# How do you integrate int (x^2-1)/sqrt(x^2+9)dx using trigonometric substitution?

Aug 5, 2018

$\int \frac{{x}^{2} - 1}{\sqrt{{x}^{2} + 9}} \mathrm{dx} = \frac{x}{2} \sqrt{{x}^{2} + 9} - \frac{11}{2} \ln | x + \sqrt{{x}^{2} + 9} | + C$

#### Explanation:

Here ,

$\int \frac{{x}^{2} - 1}{\sqrt{{x}^{2} + 9}} \mathrm{dx} = \int \frac{{x}^{2} + 9 - 10}{\sqrt{{x}^{2} + 9}} \mathrm{dx}$

$\int \frac{{x}^{2} - 1}{\sqrt{{x}^{2} + 9}} \mathrm{dx} = \int \sqrt{{x}^{2} + 9} \mathrm{dx} - 10 \int \frac{1}{\sqrt{{x}^{2} + 9}} \mathrm{dx}$

int(x^2-1)/sqrt(x^2+9)dx=I-10ln|x+sqrt(x^2+9)|color(red)(...to(A)

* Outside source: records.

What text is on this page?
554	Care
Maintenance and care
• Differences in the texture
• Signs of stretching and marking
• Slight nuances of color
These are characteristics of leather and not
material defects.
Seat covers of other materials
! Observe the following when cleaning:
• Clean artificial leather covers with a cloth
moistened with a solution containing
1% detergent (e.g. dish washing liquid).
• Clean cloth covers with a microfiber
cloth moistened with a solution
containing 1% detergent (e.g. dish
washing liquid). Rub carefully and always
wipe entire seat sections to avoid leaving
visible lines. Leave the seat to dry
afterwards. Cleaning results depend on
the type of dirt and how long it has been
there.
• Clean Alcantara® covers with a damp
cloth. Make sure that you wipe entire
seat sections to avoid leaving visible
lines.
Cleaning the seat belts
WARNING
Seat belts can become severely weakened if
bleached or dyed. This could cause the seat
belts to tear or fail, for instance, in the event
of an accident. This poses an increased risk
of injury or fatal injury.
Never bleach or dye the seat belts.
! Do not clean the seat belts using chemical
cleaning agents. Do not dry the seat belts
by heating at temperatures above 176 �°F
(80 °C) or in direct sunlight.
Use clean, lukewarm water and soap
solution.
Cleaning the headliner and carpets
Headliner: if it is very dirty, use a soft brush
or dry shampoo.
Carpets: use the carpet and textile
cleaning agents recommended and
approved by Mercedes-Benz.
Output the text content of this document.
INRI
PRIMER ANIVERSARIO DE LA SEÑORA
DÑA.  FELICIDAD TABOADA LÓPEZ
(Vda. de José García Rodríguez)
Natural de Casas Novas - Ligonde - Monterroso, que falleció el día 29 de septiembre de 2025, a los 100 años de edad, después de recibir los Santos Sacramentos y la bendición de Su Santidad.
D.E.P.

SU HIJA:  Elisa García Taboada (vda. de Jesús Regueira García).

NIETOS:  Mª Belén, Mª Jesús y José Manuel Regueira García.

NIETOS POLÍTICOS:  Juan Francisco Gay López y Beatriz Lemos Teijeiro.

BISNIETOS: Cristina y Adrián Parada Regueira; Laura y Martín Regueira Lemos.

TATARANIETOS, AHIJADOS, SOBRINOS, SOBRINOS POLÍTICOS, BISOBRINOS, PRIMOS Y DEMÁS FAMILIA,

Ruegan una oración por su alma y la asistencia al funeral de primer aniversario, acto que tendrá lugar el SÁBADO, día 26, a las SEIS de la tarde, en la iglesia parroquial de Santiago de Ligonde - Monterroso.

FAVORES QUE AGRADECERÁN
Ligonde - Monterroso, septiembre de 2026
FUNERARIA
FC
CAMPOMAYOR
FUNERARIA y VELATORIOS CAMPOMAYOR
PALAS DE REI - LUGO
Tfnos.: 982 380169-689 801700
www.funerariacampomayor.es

Now, $I = \int \sqrt{{x}^{2} + 9} \mathrm{dx}$

$\therefore I = \int \sqrt{{x}^{2} + 9} \cdot 1 \mathrm{dx}$

Using Integration by parts:

$I = \sqrt{{x}^{2} + 9} \int 1 \mathrm{dx} - \int \left(\frac{1}{2 \sqrt{{x}^{2} + 9}} \left(2 x\right) \int 1 \mathrm{dx}\right) \mathrm{dx}$

$I = \sqrt{{x}^{2} + 9} \cdot x - \int \frac{x}{\sqrt{{x}^{2} + 9}} x \mathrm{dx}$

$= x \sqrt{{x}^{2} + 9} - \int {x}^{2} / \sqrt{{x}^{2} + 9} \mathrm{dx}$

$= x \sqrt{{x}^{2} + 9} - \int \frac{{x}^{2} + 9 - 9}{\sqrt{{x}^{2} + 9}} \mathrm{dx}$

$I = x \sqrt{{x}^{2} + 9} - \int \sqrt{{x}^{2} + 9} \mathrm{dx} + \int \frac{9}{\sqrt{{x}^{2} + 9}} \mathrm{dx}$

$I = x \sqrt{{x}^{2} + 9} - I + 9 \ln | x + \sqrt{{x}^{2} + 9} | + c$

$2 I = x \sqrt{{x}^{2} + 9} + 9 \ln | x + \sqrt{{x}^{2} + 9} | + c$

$I = \frac{x}{2} \sqrt{{x}^{2} + 9} + \frac{9}{2} \ln | x + \sqrt{{x}^{2} + 9} | + \frac{c}{2}$

From eqn color(red)((A) we have

$\int \frac{{x}^{2} - 1}{\sqrt{{x}^{2} + 9}} \mathrm{dx} = \frac{x}{2} \sqrt{{x}^{2} + 9} + \frac{9}{2} \ln | x + \sqrt{{x}^{2} + 9} |$

$\textcolor{w h i t e}{\ldots \ldots \ldots \ldots \ldots \ldots \ldots \ldots \ldots \ldots \ldots \ldots \ldots \ldots . .} - 10 \ln | x + \sqrt{{x}^{2} + 9} | + \frac{c}{2}$

$\int \frac{{x}^{2} - 1}{\sqrt{{x}^{2} + 9}} \mathrm{dx} = \frac{x}{2} \sqrt{{x}^{2} + 9} - \frac{11}{2} \ln | x + \sqrt{{x}^{2} + 9} | + C$